KUMAR ? Todos os dirigentes de bancos brasileiros com quem conversei me disseram que focam seus esforços de crescimento na classe média emergente e nos mais pobres. Eles também alegam conhecer as necessidades e os desejos desses grupos. Mas não é isso que vemos na prática. Os bancos brasileiros ainda precisam aprender a operar com clientes de baixa renda. Existem muitas diferenças de perfis dentro das classes C e D e não basta saber a que classe pertence seu potencial cliente. Quando se trata desse contingente, muitas suposições se provam erradas na prática. Uma delas é imaginar que os pobres não podem ou não querem poupar ou que é arriscado emprestar para eles. O fato é que os integrantes da base da pirâmide desejam poupar e costumam pagar as suas dívidas.


DINHEIRO ? E o que fazer para convergir o interesse dos pobres com o dos donos dos bancos?

KUMAR ? O que falta é os ban­cos entende­rem me­lhor essas pessoas e suas necessidades. Embora as pesquisas não mostrem o quadro completo, elas são importantes e devem ser estimuladas, pois ajudam a indicar alguns caminhos a seguir.

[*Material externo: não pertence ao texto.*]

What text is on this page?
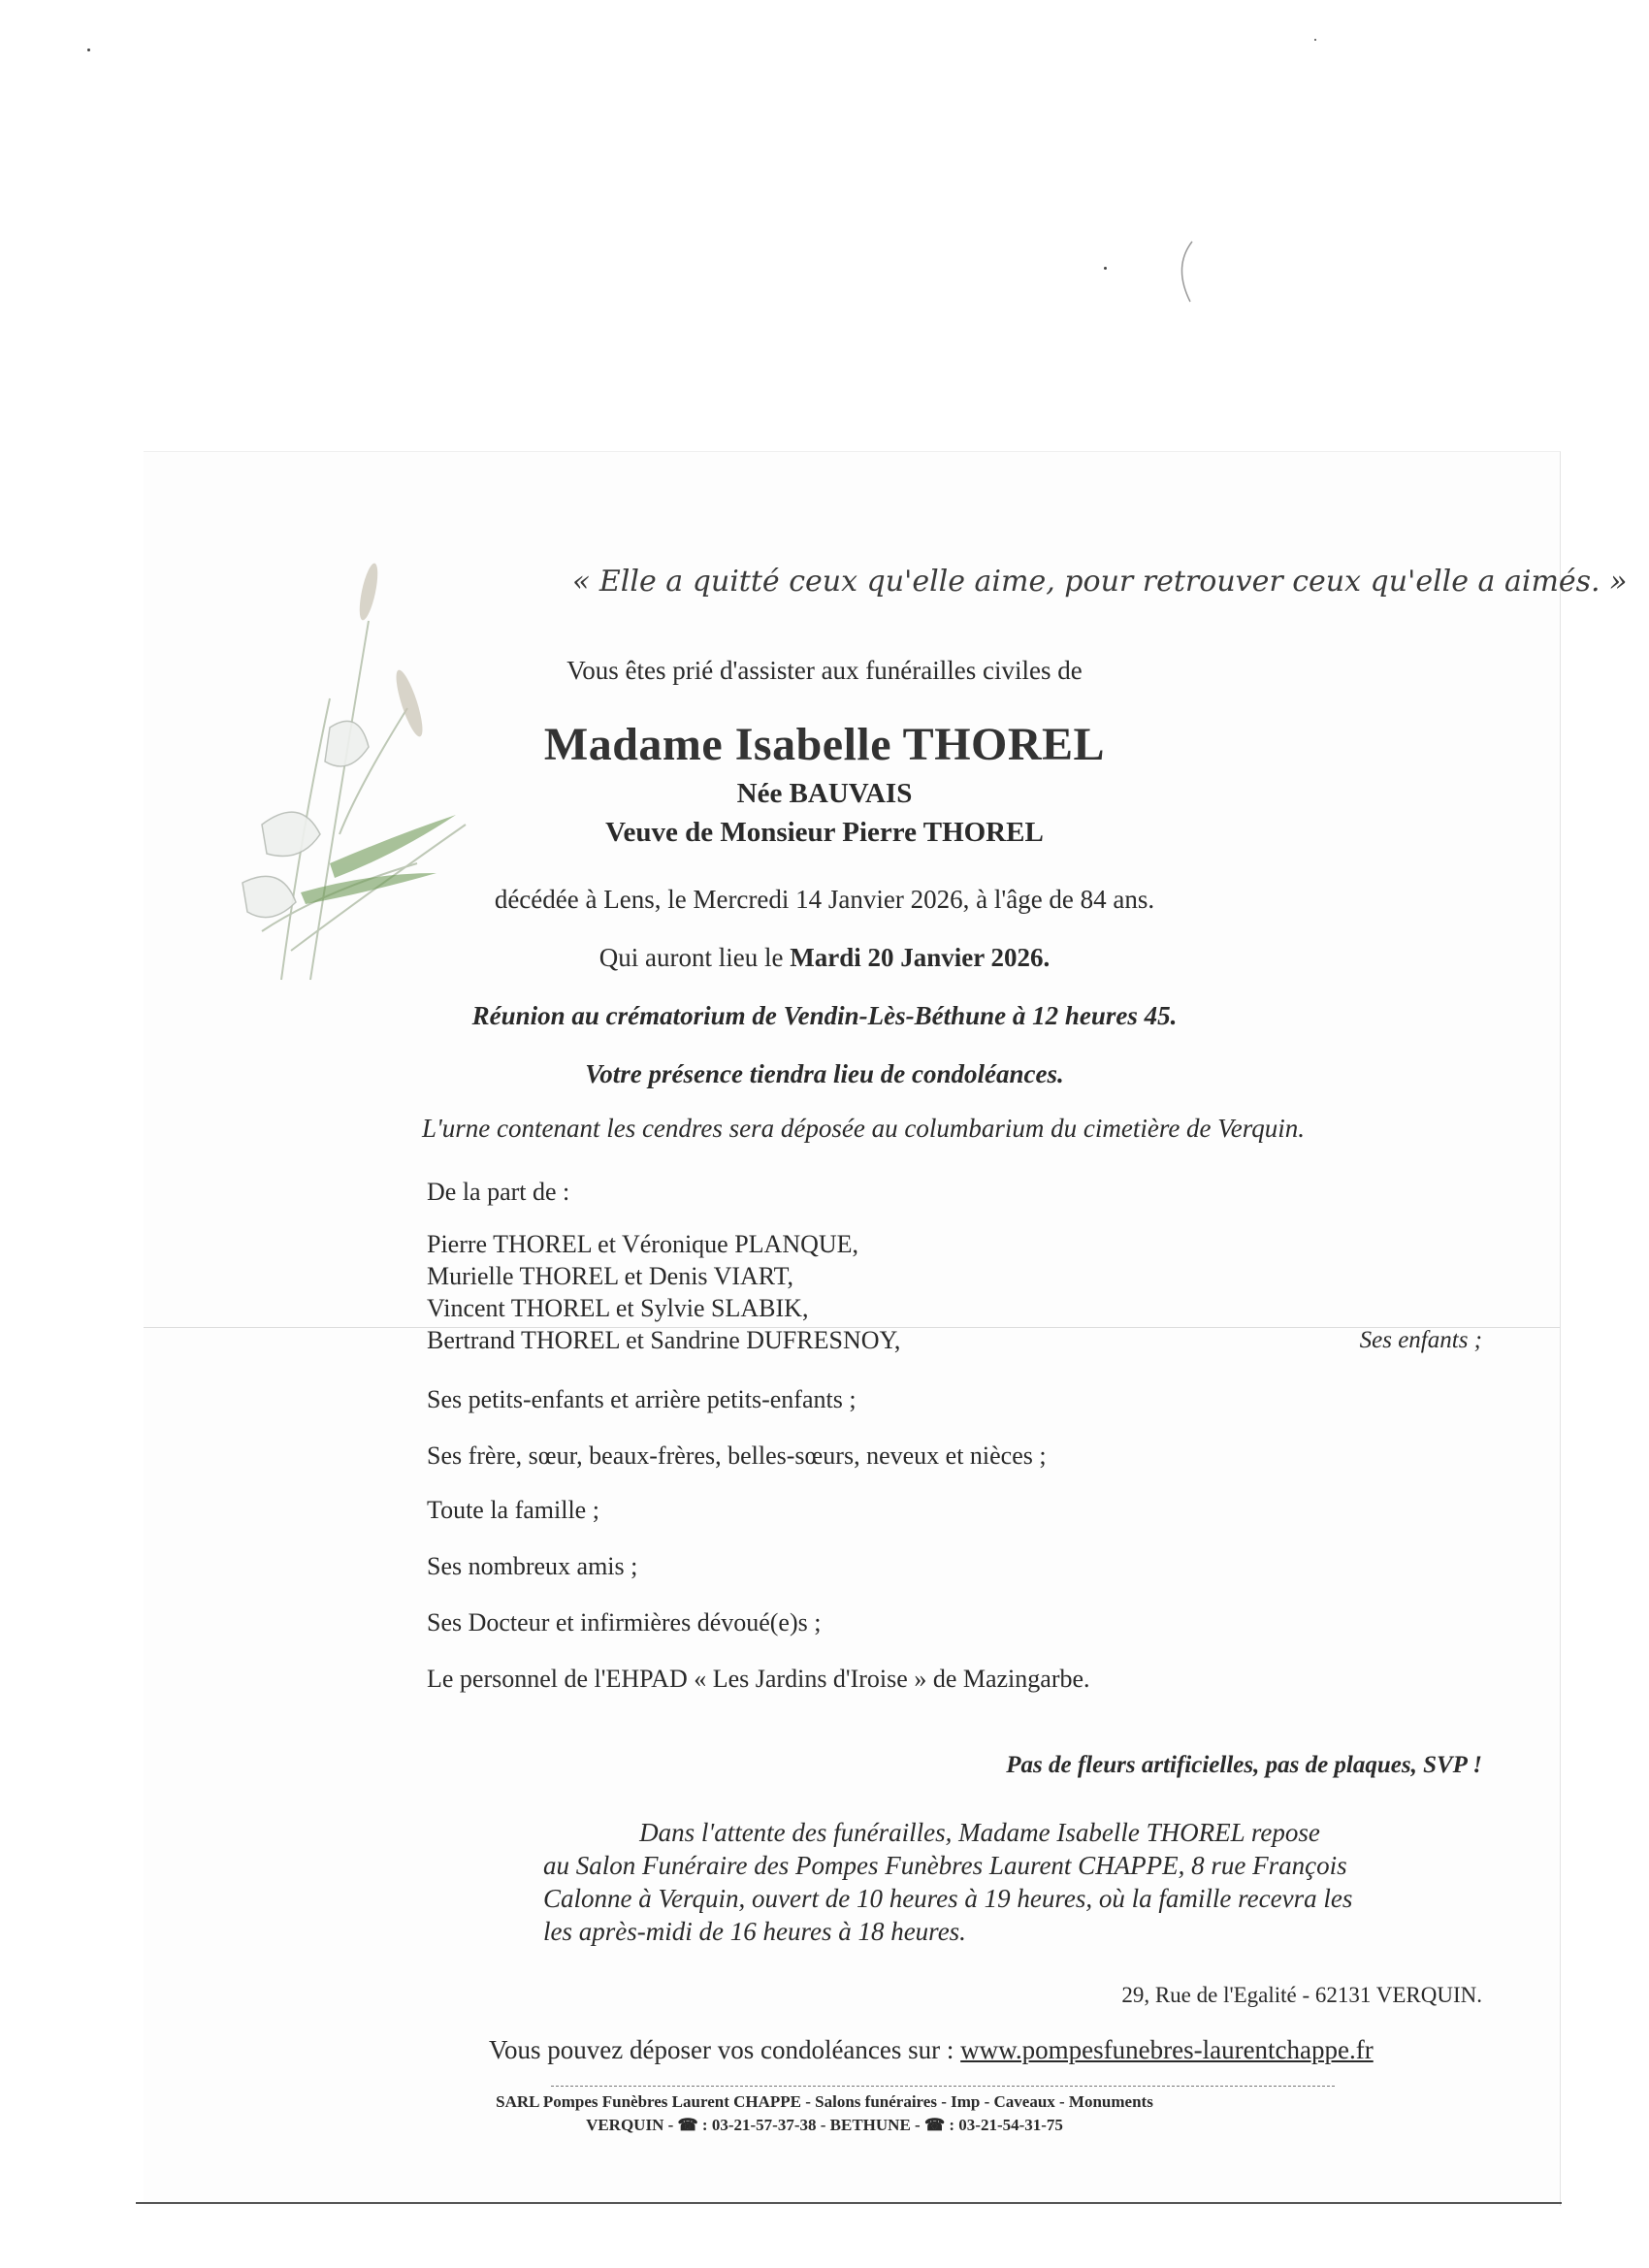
« Elle a quitté ceux qu'elle aime, pour retrouver ceux qu'elle a aimés. »
Vous êtes prié d'assister aux funérailles civiles de
Madame Isabelle THOREL
Née BAUVAIS
Veuve de Monsieur Pierre THOREL
décédée à Lens, le Mercredi 14 Janvier 2026, à l'âge de 84 ans.
Qui auront lieu le Mardi 20 Janvier 2026.
Réunion au crématorium de Vendin-Lès-Béthune à 12 heures 45.
Votre présence tiendra lieu de condoléances.
L'urne contenant les cendres sera déposée au columbarium du cimetière de Verquin.
De la part de :
Pierre THOREL et Véronique PLANQUE,
Murielle THOREL et Denis VIART,
Vincent THOREL et Sylvie SLABIK,
Bertrand THOREL et Sandrine DUFRESNOY,	Ses enfants ;
Ses petits-enfants et arrière petits-enfants ;
Ses frère, sœur, beaux-frères, belles-sœurs, neveux et nièces ;
Toute la famille ;
Ses nombreux amis ;
Ses Docteur et infirmières dévoué(e)s ;
Le personnel de l'EHPAD « Les Jardins d'Iroise » de Mazingarbe.
Pas de fleurs artificielles, pas de plaques, SVP !
Dans l'attente des funérailles, Madame Isabelle THOREL repose
au Salon Funéraire des Pompes Funèbres Laurent CHAPPE, 8 rue François
Calonne à Verquin, ouvert de 10 heures à 19 heures, où la famille recevra les
les après-midi de 16 heures à 18 heures.
29, Rue de l'Egalité - 62131 VERQUIN.
Vous pouvez déposer vos condoléances sur : www.pompesfunebres-laurentchappe.fr
SARL Pompes Funèbres Laurent CHAPPE - Salons funéraires - Imp - Caveaux - Monuments
VERQUIN - ☎ : 03-21-57-37-38 - BETHUNE - ☎ : 03-21-54-31-75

No Brasil, creio que as oportunidades para a criação de produtos financeiros destinados a pessoas de baixa renda passam pelo Bolsa Família.

 

DINHEIRO ? Nesse contexto, pode-se dizer que a bancarização e a formação de poupança podem ajudar essas pessoas a criar condições para abrir mão desse tipo de ajuda no futuro?

KUMAR ? É preciso deixar claro que os estudos do Banco Mundial não são voltados para ajudar a criar portas de saída para quem está nesses programas. Mas o que vemos na prática é uma forte relação entre esses fatores. Algumas famílias têm conseguido fazer a transição para uma faixa de renda maior graças ao acesso a instrumentos financeiros que os ajudam a administrar melhor sua renda.